Occupying a gently rolling, wooded property to the north of Hilton Head Island, the 18-hole golf course at Cherokee Plantation was Donald Steel’s first design in the United States. The recent history of the estate can be traced back to the early 19th century and to Daniel Blake, a descendant of the English-born South Carolina governor Joseph Blake. After the plantation was sold in 1930, it changed hands several times before a consortium of five (including Peter de Savary of Skibo Castle fame) purchased the estate in 1998, spending more than $50 million on improving leisure amenities.
In The American Private Golf Club Guide, author Daniel Wexler describes the course as “an often interesting track (which manages to produce a bit of Old Country flavor through the frequent use of stacked sod-walled bunkering, and with the exception of the par five 5th and 18th (each utilizing man-made lakes), the great majority of holes offer an element of naturalistic charm.

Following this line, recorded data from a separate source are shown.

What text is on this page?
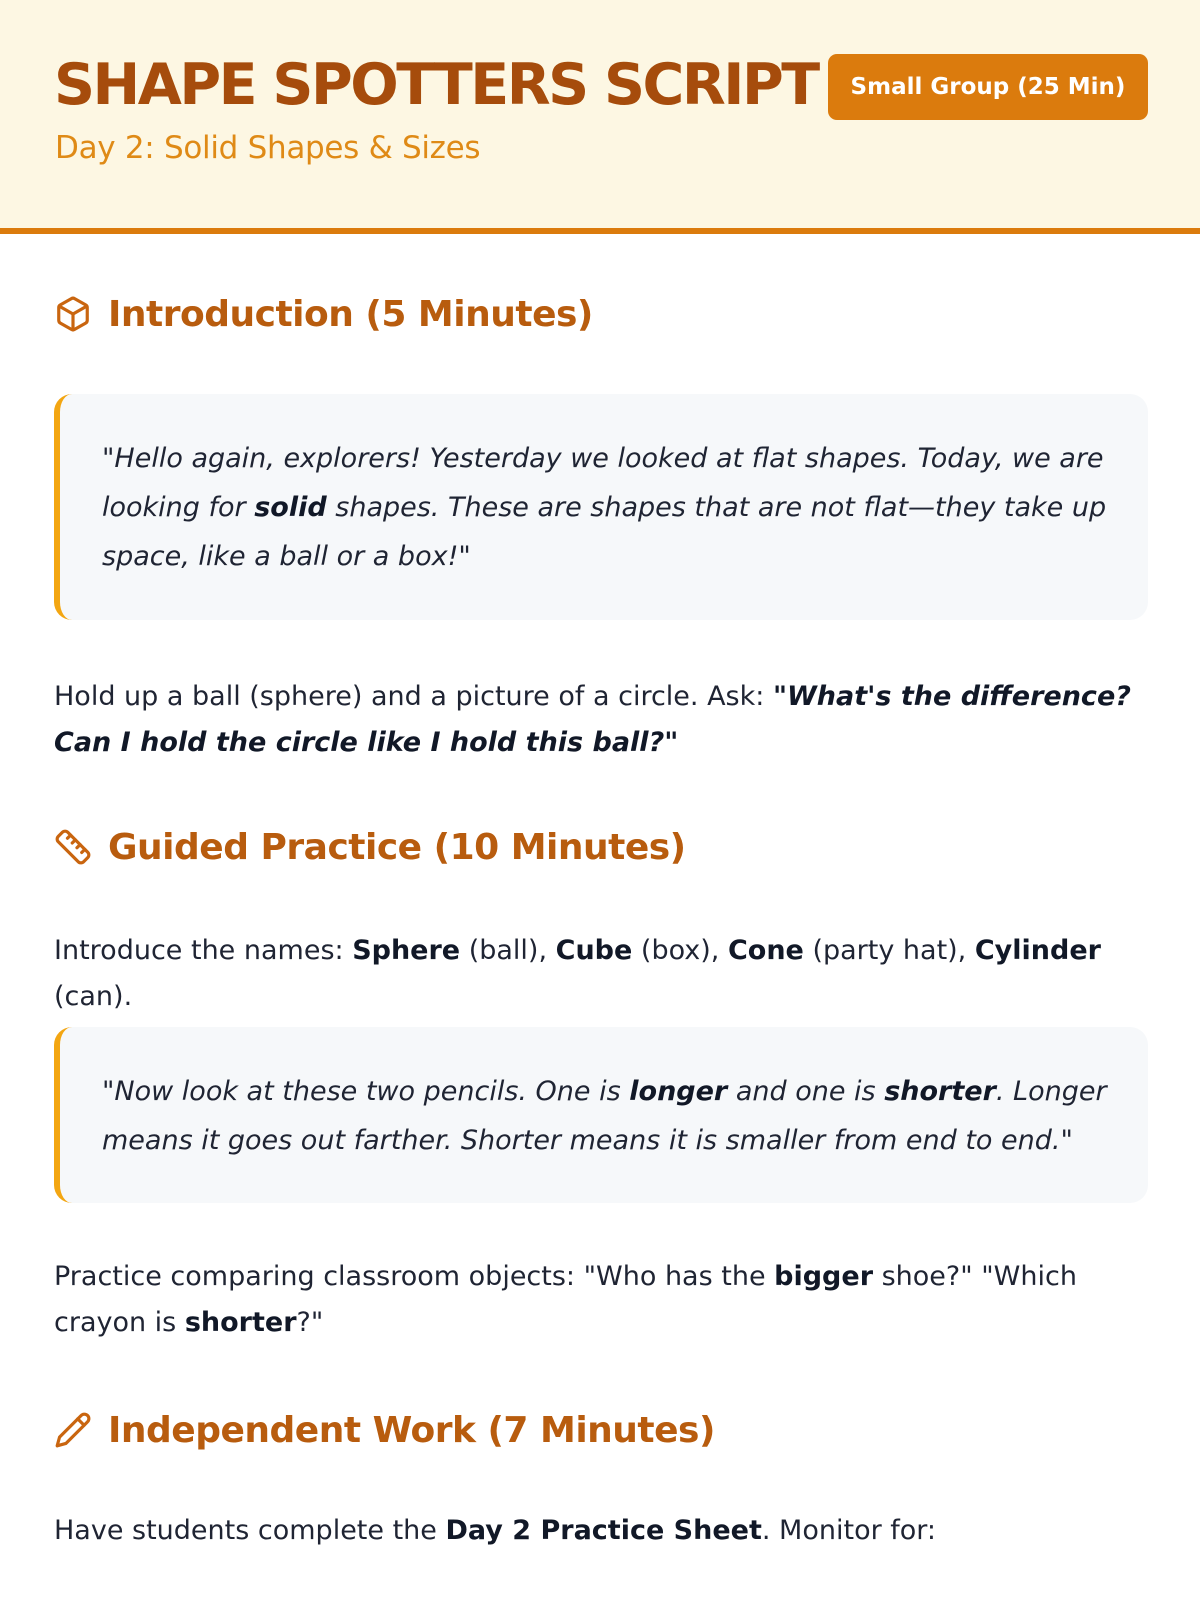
SHAPE SPOTTERS SCRIPT
Day 2: Solid Shapes & Sizes
Small Group (25 Min)
Introduction (5 Minutes)
"Hello again, explorers! Yesterday we looked at flat shapes. Today, we are looking for solid shapes. These are shapes that are not flat—they take up space, like a ball or a box!"
Hold up a ball (sphere) and a picture of a circle. Ask: "What's the difference? Can I hold the circle like I hold this ball?"
Guided Practice (10 Minutes)
Introduce the names: Sphere (ball), Cube (box), Cone (party hat), Cylinder (can).
"Now look at these two pencils. One is longer and one is shorter. Longer means it goes out farther. Shorter means it is smaller from end to end."
Practice comparing classroom objects: "Who has the bigger shoe?" "Which crayon is shorter?"
Independent Work (7 Minutes)
Have students complete the Day 2 Practice Sheet. Monitor for:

Standouts include the 438-yard tree-bothered 6th, the 449-yard 14th (a long dogleg right played from tees set back amidst wetlands), and the 585-yard 17th, a long, narrow three-shotter played to one of several bunkerless greens. Holes 14-17 are widely separated from the rest of the layout (making for two longish green-to-tee journeys) and the lakes and wetlands quash and notion of this being in any way a ‘links’ course.”